As I peeked at the adults in the living room, I thought, Silly Mr. Morrow. Why is he saying everything to Appa? Doesn’t he know Umma makes all the decisions?
Mr. Morrow was our real estate agent. He was telling my dad how to make our two-bedroom house more sellable. Appa nodded his head vigorously. The agent hardly looked in my mom’s direction. Umma stayed silent except to encourage Mr. Morrow to eat the peanuts, dried squid and sliced apples.
I was only 8 then, but I knew where the unstated power in our family lay. Yet Mr. Morrow didn’t catch on. And how could he?
Everyone has a public face that differs somewhat from the private self. I was privy to both sides of my mom. Mr. Morrow had access to only one.
Ultimately it was my mom who would decide what improvements would be made to the home, when we would sell the home, for what price she would part with it and where we would move to.
From the big, to the small, Umma always had her say. She chose whether we ate at the Korean mall or McDonald’s. She banished Appa from wearing a plaid outfit to church in favor of a dark suit. She determined what school grades she expected of my sister and me.
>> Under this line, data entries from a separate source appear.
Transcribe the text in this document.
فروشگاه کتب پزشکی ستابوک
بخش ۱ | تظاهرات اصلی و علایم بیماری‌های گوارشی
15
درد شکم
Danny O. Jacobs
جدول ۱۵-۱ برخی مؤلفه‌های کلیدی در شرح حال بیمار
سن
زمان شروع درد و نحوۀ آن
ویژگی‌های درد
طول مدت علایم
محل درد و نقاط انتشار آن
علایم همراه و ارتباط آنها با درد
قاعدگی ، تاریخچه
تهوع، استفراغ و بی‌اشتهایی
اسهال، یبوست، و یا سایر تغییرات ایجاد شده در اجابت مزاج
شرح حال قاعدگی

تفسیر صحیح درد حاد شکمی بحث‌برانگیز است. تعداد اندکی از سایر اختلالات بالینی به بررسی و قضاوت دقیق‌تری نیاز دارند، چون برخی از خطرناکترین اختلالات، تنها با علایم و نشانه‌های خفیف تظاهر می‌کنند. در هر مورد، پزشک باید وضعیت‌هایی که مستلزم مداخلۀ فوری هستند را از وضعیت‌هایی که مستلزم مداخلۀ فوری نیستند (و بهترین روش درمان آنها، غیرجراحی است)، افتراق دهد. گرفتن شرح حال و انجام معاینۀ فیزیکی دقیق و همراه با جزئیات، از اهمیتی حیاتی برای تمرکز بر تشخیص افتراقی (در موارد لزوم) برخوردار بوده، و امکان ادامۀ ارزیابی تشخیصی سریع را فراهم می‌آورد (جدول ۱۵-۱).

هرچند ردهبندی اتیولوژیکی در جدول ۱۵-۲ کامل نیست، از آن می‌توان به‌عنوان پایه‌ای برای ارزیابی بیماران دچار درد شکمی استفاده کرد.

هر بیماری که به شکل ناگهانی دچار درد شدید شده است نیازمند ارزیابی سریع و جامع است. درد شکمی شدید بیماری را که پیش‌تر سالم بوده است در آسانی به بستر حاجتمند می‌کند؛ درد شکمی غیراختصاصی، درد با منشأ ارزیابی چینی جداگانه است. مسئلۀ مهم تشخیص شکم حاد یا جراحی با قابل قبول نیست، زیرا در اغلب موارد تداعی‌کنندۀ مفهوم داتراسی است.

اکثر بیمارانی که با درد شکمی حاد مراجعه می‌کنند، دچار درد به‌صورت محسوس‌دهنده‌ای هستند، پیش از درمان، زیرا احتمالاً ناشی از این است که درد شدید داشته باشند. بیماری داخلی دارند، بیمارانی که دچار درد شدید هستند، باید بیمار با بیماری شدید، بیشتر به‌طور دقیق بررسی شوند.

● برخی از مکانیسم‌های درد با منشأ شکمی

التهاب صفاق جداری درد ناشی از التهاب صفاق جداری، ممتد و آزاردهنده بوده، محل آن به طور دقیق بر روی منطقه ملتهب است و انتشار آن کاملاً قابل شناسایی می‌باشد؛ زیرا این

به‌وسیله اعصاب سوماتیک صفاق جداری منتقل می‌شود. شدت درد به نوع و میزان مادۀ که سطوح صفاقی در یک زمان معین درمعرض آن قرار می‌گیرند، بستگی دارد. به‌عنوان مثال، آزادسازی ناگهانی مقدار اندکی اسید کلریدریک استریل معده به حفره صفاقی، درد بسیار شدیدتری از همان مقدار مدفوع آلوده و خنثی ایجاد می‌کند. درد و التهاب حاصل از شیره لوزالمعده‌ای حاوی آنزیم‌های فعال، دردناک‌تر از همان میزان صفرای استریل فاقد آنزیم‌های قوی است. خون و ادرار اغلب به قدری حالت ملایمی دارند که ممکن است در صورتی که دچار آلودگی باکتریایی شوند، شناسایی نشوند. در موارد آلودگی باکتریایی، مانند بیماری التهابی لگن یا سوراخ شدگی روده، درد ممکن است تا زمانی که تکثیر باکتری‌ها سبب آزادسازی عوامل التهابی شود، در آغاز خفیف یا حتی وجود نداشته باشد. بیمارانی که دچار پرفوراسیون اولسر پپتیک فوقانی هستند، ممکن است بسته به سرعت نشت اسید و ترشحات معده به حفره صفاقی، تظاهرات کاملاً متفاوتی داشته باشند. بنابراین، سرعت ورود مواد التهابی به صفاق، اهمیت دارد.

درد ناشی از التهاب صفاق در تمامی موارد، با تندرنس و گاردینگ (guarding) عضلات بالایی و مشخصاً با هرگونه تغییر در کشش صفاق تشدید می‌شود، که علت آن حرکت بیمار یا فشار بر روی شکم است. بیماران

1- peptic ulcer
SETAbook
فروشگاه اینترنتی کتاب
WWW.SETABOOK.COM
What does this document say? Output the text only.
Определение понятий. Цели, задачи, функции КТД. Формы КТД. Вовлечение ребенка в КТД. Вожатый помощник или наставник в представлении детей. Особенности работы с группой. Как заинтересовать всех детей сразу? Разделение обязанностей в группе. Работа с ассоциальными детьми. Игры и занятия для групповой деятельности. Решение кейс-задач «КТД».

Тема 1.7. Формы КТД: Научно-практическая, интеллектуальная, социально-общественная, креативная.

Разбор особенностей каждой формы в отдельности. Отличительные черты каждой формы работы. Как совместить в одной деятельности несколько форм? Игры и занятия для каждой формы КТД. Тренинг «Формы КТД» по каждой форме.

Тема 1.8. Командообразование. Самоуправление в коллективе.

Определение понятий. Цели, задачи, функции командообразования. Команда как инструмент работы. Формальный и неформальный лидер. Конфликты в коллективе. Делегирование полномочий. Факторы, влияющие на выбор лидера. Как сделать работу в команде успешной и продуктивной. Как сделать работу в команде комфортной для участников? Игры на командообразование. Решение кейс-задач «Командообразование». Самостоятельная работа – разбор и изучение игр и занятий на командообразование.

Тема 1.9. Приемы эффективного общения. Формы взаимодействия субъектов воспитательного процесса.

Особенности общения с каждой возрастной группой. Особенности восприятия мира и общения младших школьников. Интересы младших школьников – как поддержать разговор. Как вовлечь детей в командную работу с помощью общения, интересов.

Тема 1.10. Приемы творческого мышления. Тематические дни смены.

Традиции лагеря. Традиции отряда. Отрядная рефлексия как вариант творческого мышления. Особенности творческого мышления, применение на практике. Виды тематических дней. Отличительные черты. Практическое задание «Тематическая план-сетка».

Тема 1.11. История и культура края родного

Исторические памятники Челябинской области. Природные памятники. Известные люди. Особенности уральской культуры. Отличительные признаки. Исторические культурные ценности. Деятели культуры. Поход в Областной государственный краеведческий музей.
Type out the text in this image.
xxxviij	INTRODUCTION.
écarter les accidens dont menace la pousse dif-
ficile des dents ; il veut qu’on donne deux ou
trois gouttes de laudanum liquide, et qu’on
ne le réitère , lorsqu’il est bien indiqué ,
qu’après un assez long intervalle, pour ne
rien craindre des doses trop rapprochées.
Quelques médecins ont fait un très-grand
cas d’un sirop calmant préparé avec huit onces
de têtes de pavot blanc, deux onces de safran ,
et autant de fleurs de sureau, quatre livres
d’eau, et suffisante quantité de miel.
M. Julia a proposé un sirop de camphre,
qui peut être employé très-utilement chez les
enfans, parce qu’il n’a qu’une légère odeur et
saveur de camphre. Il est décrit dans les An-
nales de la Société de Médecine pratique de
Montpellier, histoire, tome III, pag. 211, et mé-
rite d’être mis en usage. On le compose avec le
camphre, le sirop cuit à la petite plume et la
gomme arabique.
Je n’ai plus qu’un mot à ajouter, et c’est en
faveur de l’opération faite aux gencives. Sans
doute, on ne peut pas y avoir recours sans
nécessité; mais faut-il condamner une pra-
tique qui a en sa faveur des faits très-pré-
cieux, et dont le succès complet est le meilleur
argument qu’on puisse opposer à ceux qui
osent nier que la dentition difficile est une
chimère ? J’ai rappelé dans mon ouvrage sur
In financial matters, it was no different. Umma found which type of insurance to buy for the home and the family store. She decided when money would be spent for improvements to the family store. Or how money should be saved or invested.
At home, with just us, Umma was and still is very animated. She resembles a sports commentator with her running stream of opinions.
“Ayy, another Alzheimer’s halmeoni,” she’ll say as we watch a Korean soap. “Why do they always have so many Alzheimer’s grandmas?”
At theaters, in my company, she will get upset at the violent content of movies, saying she doesn’t understand why American movies give “the crazies” more ideas. She rails against injustices, such as the killing or injuring of Korean-store owners that gets little press outside the Korean newspapers.
Yet you wouldn’t know that from the person she morphs into outside our nuclear family. She grows quiet among white Americans, whether it’s the real estate agent, banker, waitress or grocery clerk. But she grows even quieter among traditional Koreans. Instead of chatting, she fades into the kitchen, although she doesn’t relish being there (practically a crime for Korean women of her generation). It’s Appa who enjoys cooking fish soup, firing up thinly sliced beef on the table grill and marinating vegetables. He’s the one who mixes vinegar, sesame oil, garlic and red pepper paste to good results. He too might be committing a Korean crime, doing so-called “women’s work.”
Yet with the Korean visitors, it’s Umma who shuttles nearly invisibly, back and forth from the kitchen to the table with trays of bean sprout soup, kimchi, rice and side dishes. Her head, usually held up, seems heavy and drawn to the ground.